The CHALENSE study demonstrated that a structured exercise program after adjuvant chemotherapy improved disease-free and overall survival in colon cancer patients. The magnitude of this benefit is comparable to that of established chemotherapy drugs like oxaliplatin, making exercise a critical, non-pharmacological standard of care.
Survey data reveals extreme heterogeneity in patient risk tolerance for adjuvant chemotherapy. A significant cohort, about one-third, would endure treatment for a minimal 1% improvement in survival, while a smaller group of 10-15% would decline it even for a 10% absolute benefit. This underscores the importance of personalized, value-based discussions.
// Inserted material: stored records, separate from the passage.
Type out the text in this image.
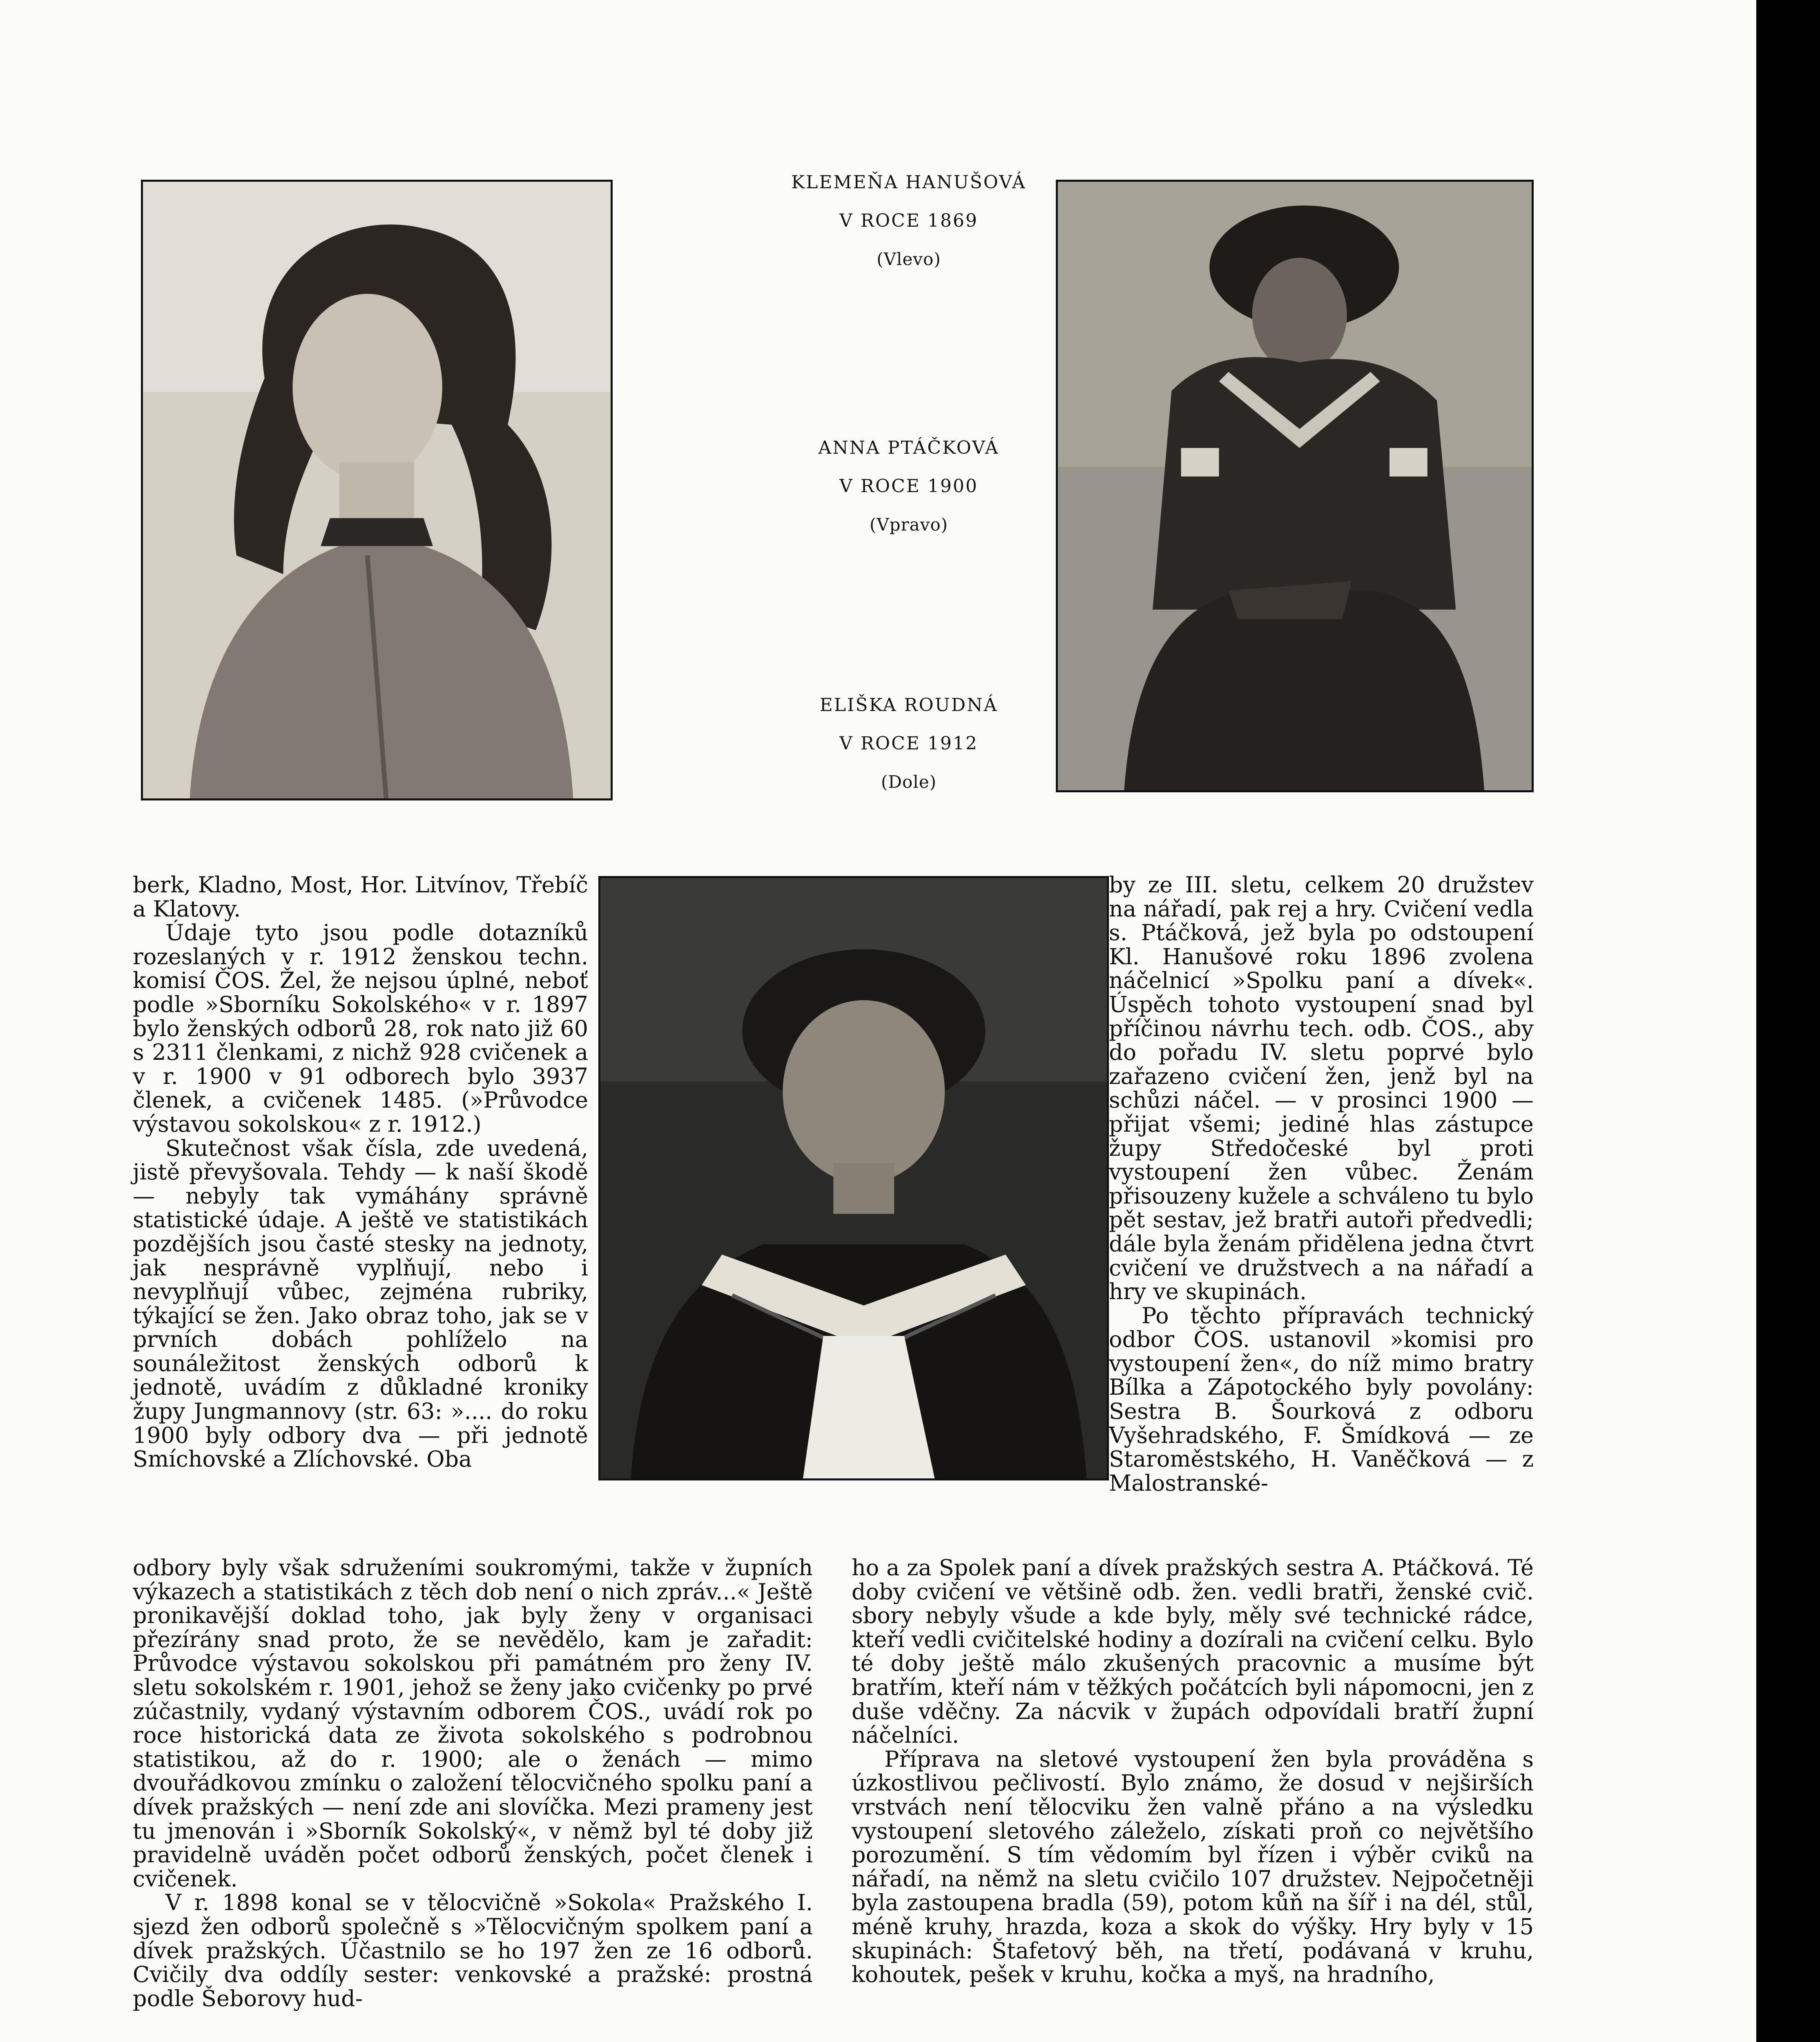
KLEMEŇA HANUŠOVÁ
V ROCE 1869
(Vlevo)
ANNA PTÁČKOVÁ
V ROCE 1900
(Vpravo)
ELIŠKA ROUDNÁ
V ROCE 1912
(Dole)

berk, Kladno, Most, Hor. Litvínov, Třebíč a Klatovy.

Údaje tyto jsou podle dotazníků rozeslaných v r. 1912 ženskou techn. komisí ČOS. Žel, že nejsou úplné, neboť podle »Sborníku Sokolského« v r. 1897 bylo ženských odborů 28, rok nato již 60 s 2311 členkami, z nichž 928 cvičenek a v r. 1900 v 91 odborech bylo 3937 členek, a cvičenek 1485. (»Průvodce výstavou sokolskou« z r. 1912.)

Skutečnost však čísla, zde uvedená, jistě převyšovala. Tehdy — k naší škodě — nebyly tak vymáhány správně statistické údaje. A ještě ve statistikách pozdějších jsou časté stesky na jednoty, jak nesprávně vyplňují, nebo i nevyplňují vůbec, zejména rubriky, týkající se žen. Jako obraz toho, jak se v prvních dobách pohlíželo na sounáležitost ženských odborů k jednotě, uvádím z důkladné kroniky župy Jungmannovy (str. 63: ».... do roku 1900 byly odbory dva — při jednotě Smíchovské a Zlíchovské. Oba

odbory byly však sdruženími soukromými, takže v župních výkazech a statistikách z těch dob není o nich zpráv...« Ještě pronikavější doklad toho, jak byly ženy v organisaci přezírány snad proto, že se nevědělo, kam je zařadit: Průvodce výstavou sokolskou při památném pro ženy IV. sletu sokolském r. 1901, jehož se ženy jako cvičenky po prvé zúčastnily, vydaný výstavním odborem ČOS., uvádí rok po roce historická data ze života sokolského s podrobnou statistikou, až do r. 1900; ale o ženách — mimo dvouřádkovou zmínku o založení tělocvičného spolku paní a dívek pražských — není zde ani slovíčka. Mezi prameny jest tu jmenován i »Sborník Sokolský«, v němž byl té doby již pravidelně uváděn počet odborů ženských, počet členek i cvičenek.

V r. 1898 konal se v tělocvičně »Sokola« Pražského I. sjezd žen odborů společně s »Tělocvičným spolkem paní a dívek pražských. Účastnilo se ho 197 žen ze 16 odborů. Cvičily dva oddíly sester: venkovské a pražské: prostná podle Šeborovy hud-

by ze III. sletu, celkem 20 družstev na nářadí, pak rej a hry. Cvičení vedla s. Ptáčková, jež byla po odstoupení Kl. Hanušové roku 1896 zvolena náčelnicí »Spolku paní a dívek«. Úspěch tohoto vystoupení snad byl příčinou návrhu tech. odb. ČOS., aby do pořadu IV. sletu poprvé bylo zařazeno cvičení žen, jenž byl na schůzi náčel. — v prosinci 1900 — přijat všemi; jediné hlas zástupce župy Středočeské byl proti vystoupení žen vůbec. Ženám přisouzeny kužele a schváleno tu bylo pět sestav, jež bratři autoři předvedli; dále byla ženám přidělena jedna čtvrt cvičení ve družstvech a na nářadí a hry ve skupinách.

Po těchto přípravách technický odbor ČOS. ustanovil »komisi pro vystoupení žen«, do níž mimo bratry Bílka a Zápotockého byly povolány: Sestra B. Šourková z odboru Vyšehradského, F. Šmídková — ze Staroměstského, H. Vaněčková — z Malostranské-

ho a za Spolek paní a dívek pražských sestra A. Ptáčková. Té doby cvičení ve většině odb. žen. vedli bratři, ženské cvič. sbory nebyly všude a kde byly, měly své technické rádce, kteří vedli cvičitelské hodiny a dozírali na cvičení celku. Bylo té doby ještě málo zkušených pracovnic a musíme být bratřím, kteří nám v těžkých počátcích byli nápomocni, jen z duše vděčny. Za nácvik v župách odpovídali bratří župní náčelníci.

Příprava na sletové vystoupení žen byla prováděna s úzkostlivou pečlivostí. Bylo známo, že dosud v nejširších vrstvách není tělocviku žen valně přáno a na výsledku vystoupení sletového záleželo, získati proň co největšího porozumění. S tím vědomím byl řízen i výběr cviků na nářadí, na němž na sletu cvičilo 107 družstev. Nejpočetněji byla zastoupena bradla (59), potom kůň na šíř i na dél, stůl, méně kruhy, hrazda, koza a skok do výšky. Hry byly v 15 skupinách: Štafetový běh, na třetí, podávaná v kruhu, kohoutek, pešek v kruhu, kočka a myš, na hradního,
Generic advice like "diet and exercise" is ineffective for cancer patients. Clinicians should adopt a pharmaceutical model, prescribing specific types and "doses" of diet and exercise based on a patient's unique metabolic profile, treatment, and clinical goals, rather than handing out a generic brochure.
The practice-changing DYNAMIC trial showed that a ctDNA-guided strategy for stage II colorectal cancer reduces adjuvant chemotherapy use by 50%. Despite this significant de-escalation of treatment, patient outcomes and survival rates were identical to the standard-of-care approach.
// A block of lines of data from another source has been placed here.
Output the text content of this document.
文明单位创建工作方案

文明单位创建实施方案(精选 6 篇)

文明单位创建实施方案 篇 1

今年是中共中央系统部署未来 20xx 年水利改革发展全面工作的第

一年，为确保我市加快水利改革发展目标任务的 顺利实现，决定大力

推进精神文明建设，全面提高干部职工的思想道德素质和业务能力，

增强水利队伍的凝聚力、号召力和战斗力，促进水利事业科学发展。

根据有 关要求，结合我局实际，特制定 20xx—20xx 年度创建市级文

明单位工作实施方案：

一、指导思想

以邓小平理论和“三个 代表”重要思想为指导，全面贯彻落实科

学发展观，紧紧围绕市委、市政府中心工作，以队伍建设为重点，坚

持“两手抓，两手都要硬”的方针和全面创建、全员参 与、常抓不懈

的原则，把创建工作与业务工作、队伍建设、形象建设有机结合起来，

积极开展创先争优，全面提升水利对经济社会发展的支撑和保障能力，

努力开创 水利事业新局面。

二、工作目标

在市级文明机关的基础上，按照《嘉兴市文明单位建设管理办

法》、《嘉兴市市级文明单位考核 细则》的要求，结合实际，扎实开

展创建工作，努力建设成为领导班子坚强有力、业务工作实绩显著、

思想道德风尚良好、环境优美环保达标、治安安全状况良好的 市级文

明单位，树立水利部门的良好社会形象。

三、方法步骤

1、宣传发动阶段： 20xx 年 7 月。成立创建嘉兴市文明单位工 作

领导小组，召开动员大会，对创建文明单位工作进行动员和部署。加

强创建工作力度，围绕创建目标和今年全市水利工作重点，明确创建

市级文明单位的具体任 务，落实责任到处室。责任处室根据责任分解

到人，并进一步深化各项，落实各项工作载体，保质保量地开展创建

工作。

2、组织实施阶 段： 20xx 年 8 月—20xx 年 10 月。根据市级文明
Data from the CO21 trial shows a structured exercise program provides a 7% improvement in overall survival for high-risk colon cancer patients. This non-pharmacological intervention demonstrates a greater survival benefit than the established 5% gain from adding oxaliplatin to chemotherapy.
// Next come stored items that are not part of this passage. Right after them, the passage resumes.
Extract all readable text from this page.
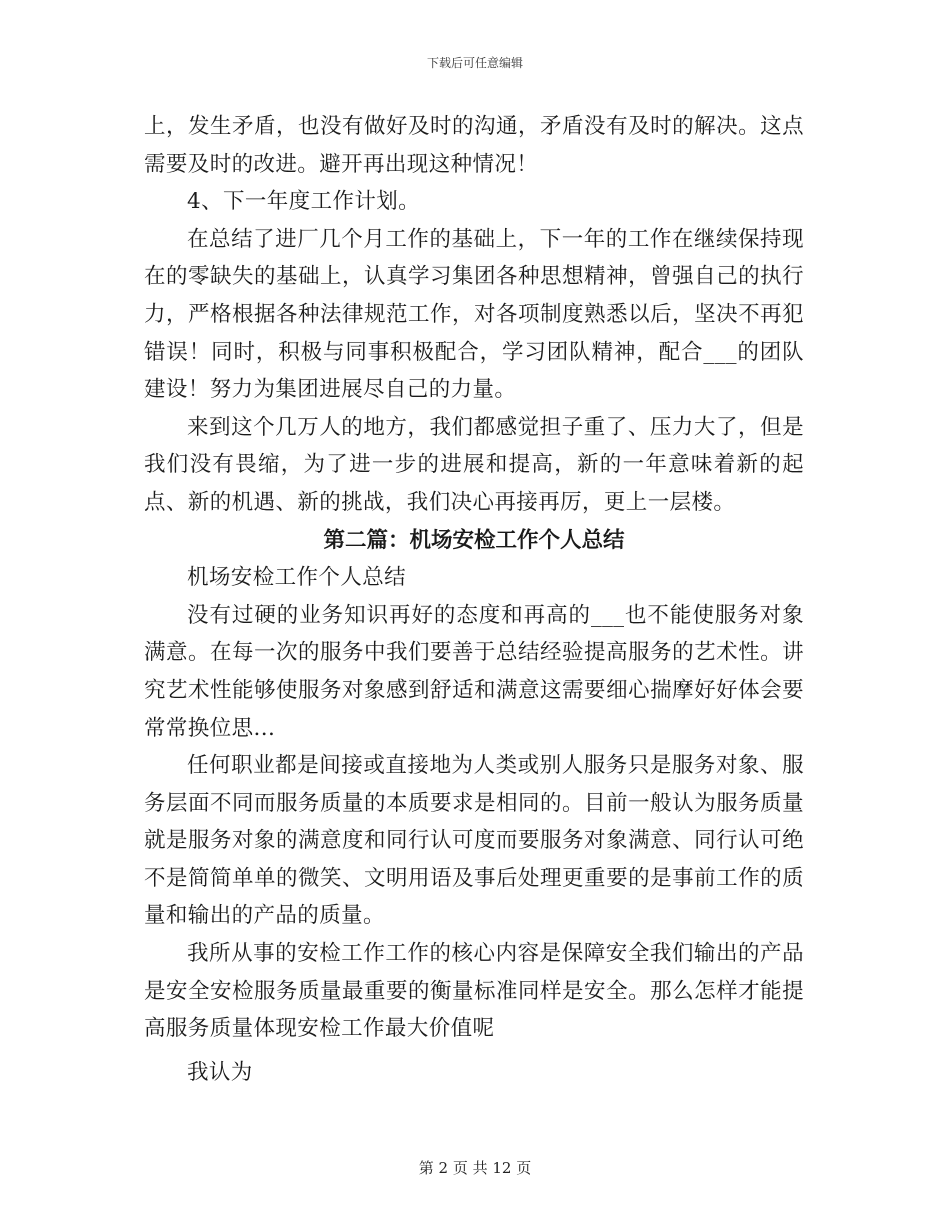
下载后可任意编辑

上，发生矛盾，也没有做好及时的沟通，矛盾没有及时的解决。这点需要及时的改进。避开再出现这种情况！

4、下一年度工作计划。

在总结了进厂几个月工作的基础上，下一年的工作在继续保持现在的零缺失的基础上，认真学习集团各种思想精神，曾强自己的执行力，严格根据各种法律规范工作，对各项制度熟悉以后，坚决不再犯错误！同时，积极与同事积极配合，学习团队精神，配合___的团队建设！努力为集团进展尽自己的力量。

来到这个几万人的地方，我们都感觉担子重了、压力大了，但是我们没有畏缩，为了进一步的进展和提高，新的一年意味着新的起点、新的机遇、新的挑战，我们决心再接再厉，更上一层楼。

第二篇：机场安检工作个人总结

机场安检工作个人总结

没有过硬的业务知识再好的态度和再高的___也不能使服务对象满意。在每一次的服务中我们要善于总结经验提高服务的艺术性。讲究艺术性能够使服务对象感到舒适和满意这需要细心揣摩好好体会要常常换位思...

任何职业都是间接或直接地为人类或别人服务只是服务对象、服务层面不同而服务质量的本质要求是相同的。目前一般认为服务质量就是服务对象的满意度和同行认可度而要服务对象满意、同行认可绝不是简简单单的微笑、文明用语及事后处理更重要的是事前工作的质量和输出的产品的质量。

我所从事的安检工作工作的核心内容是保障安全我们输出的产品是安全安检服务质量最重要的衡量标准同样是安全。那么怎样才能提高服务质量体现安检工作最大价值呢

我认为

第 2 页 共 12 页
A post-hoc analysis found celecoxib, which showed no overall benefit, nearly doubled 3-year disease-free survival (22% to 41%) specifically in patients who were ctDNA-positive after completing adjuvant therapy. This compelling, hypothesis-generating data suggests a targeted role for a common anti-inflammatory drug in the highest-risk population.
A meta-analysis of over 3,000 patients shows that neoadjuvant chemotherapy for MSS colon cancer provides a 5% improvement in survival. This benefit is clinically meaningful and equivalent in magnitude to the landmark addition of oxaliplatin to 5-FU in the original MOSAIC trial.
Observational data from the BESPOKE study showed that the survival benefit from adjuvant chemotherapy was only seen in patients who tested positive for ctDNA post-surgery. In contrast, ctDNA-negative patients had overlapping survival curves whether they received chemotherapy or not, questioning its utility for that group.
For every 10 Stage III patients receiving adjuvant chemo, 5 are already cured by surgery and 2-3 will recur regardless. This means therapy only benefits 2-3 patients, leading to significant overtreatment for the majority who endure toxicity without benefit.